Accelerated model-based quantitative diffusion MRI: A feasibility study for musculoskeletal application

Abstract

PurposeTo develop a model-based reconstruction technique for diffusion quantification based on accelerated two-dimensional echo planar data, obtained with multiple b-weightings. In combination with a dedicated undersampling pattern, acceleration factors above three were proven feasible in a clinical setting. MethodsThe proposed model-based method minimizes a cost function considering the l2-norm of the difference between the Fourier transformation of a synthetic diffusion-model-generated k-space and the measured k-space data. Further regularization is performed by introduction of a total variation (TV) constraint to the cost function. Acceleration is achieved by a non-random undersampling pattern using acceleration factors that correspond to the total number of b-values. A rectangular region of variable size, centered in k-space, remains fully sampled for correction of phase variations, introduced by the different diffusion-encoding strengths.

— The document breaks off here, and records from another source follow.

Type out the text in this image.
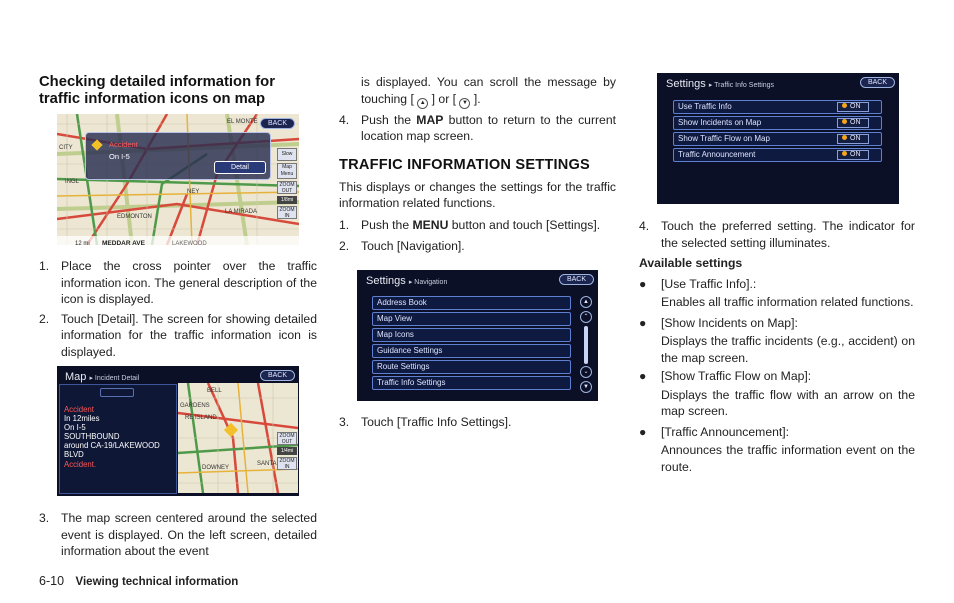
Checking detailed information for
traffic information icons on map
Accident
On I-5
Detail
BACK
Slow
Map Menu
ZOOM OUT
1/8mi
ZOOM IN
EL MONTE
CITY
INGL
NEY
LA MIRADA
EDMONTON
LAKEWOOD
12 mi MEDDAR AVE
1. Place the cross pointer over the traffic information icon. The general description of the icon is displayed.
2. Touch [Detail]. The screen for showing detailed information for the traffic information icon is displayed.
Map ▸ Incident Detail	BACK
Accident
In 12miles
On I-5
SOUTHBOUND
around CA-19/LAKEWOOD
BLVD
Accident.
BELL
GARDENS
RE ISLAND
DOWNEY
SANTA
ZOOM OUT
1/4mi
ZOOM IN
3. The map screen centered around the selected event is displayed. On the left screen, detailed information about the event
is displayed. You can scroll the message by touching [ ▲ ] or [ ▼ ].
4. Push the MAP button to return to the current location map screen.
TRAFFIC INFORMATION SETTINGS
This displays or changes the settings for the traffic information related functions.
1. Push the MENU button and touch [Settings].
2. Touch [Navigation].
Settings ▸ Navigation	BACK
Address Book
Map View
Map Icons
Guidance Settings
Route Settings
Traffic Info Settings
▲
⌃
⌄
▼
3. Touch [Traffic Info Settings].
Settings ▸ Traffic Info Settings	BACK
Use Traffic Info	ON
Show Incidents on Map	ON
Show Traffic Flow on Map	ON
Traffic Announcement	ON
4. Touch the preferred setting. The indicator for the selected setting illuminates.
Available settings
● [Use Traffic Info].:
Enables all traffic information related functions.
● [Show Incidents on Map]:
Displays the traffic incidents (e.g., accident) on the map screen.
● [Show Traffic Flow on Map]:
Displays the traffic flow with an arrow on the map screen.
● [Traffic Announcement]:
Announces the traffic information event on the route.
6-10 Viewing technical information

ResultsQualitative analysis of the resulting images (S0 and ADC) demonstrates the potential of the suggested undersampling pattern in combination with a model-based iterative reconstruction. An edge analysis highlights the preservation of high-frequency information for all investigated undersampling factors. In comparison to a conventional SENSE-accelerated reconstruction, the quantitative analysis of the ADC maps revealed a significantly (P<0.05) superior performance of the suggested technique, enabling acceleration factors of R=3.65 without compromising diffusion data fidelity. ConclusionThe presented work shows the potential of model-based ADC quantification, which, in combination with a suited undersampling pattern for multiple b-values, enables more than three-fold acceleration using two-dimensional EPI without sacrificing ADC fidelity.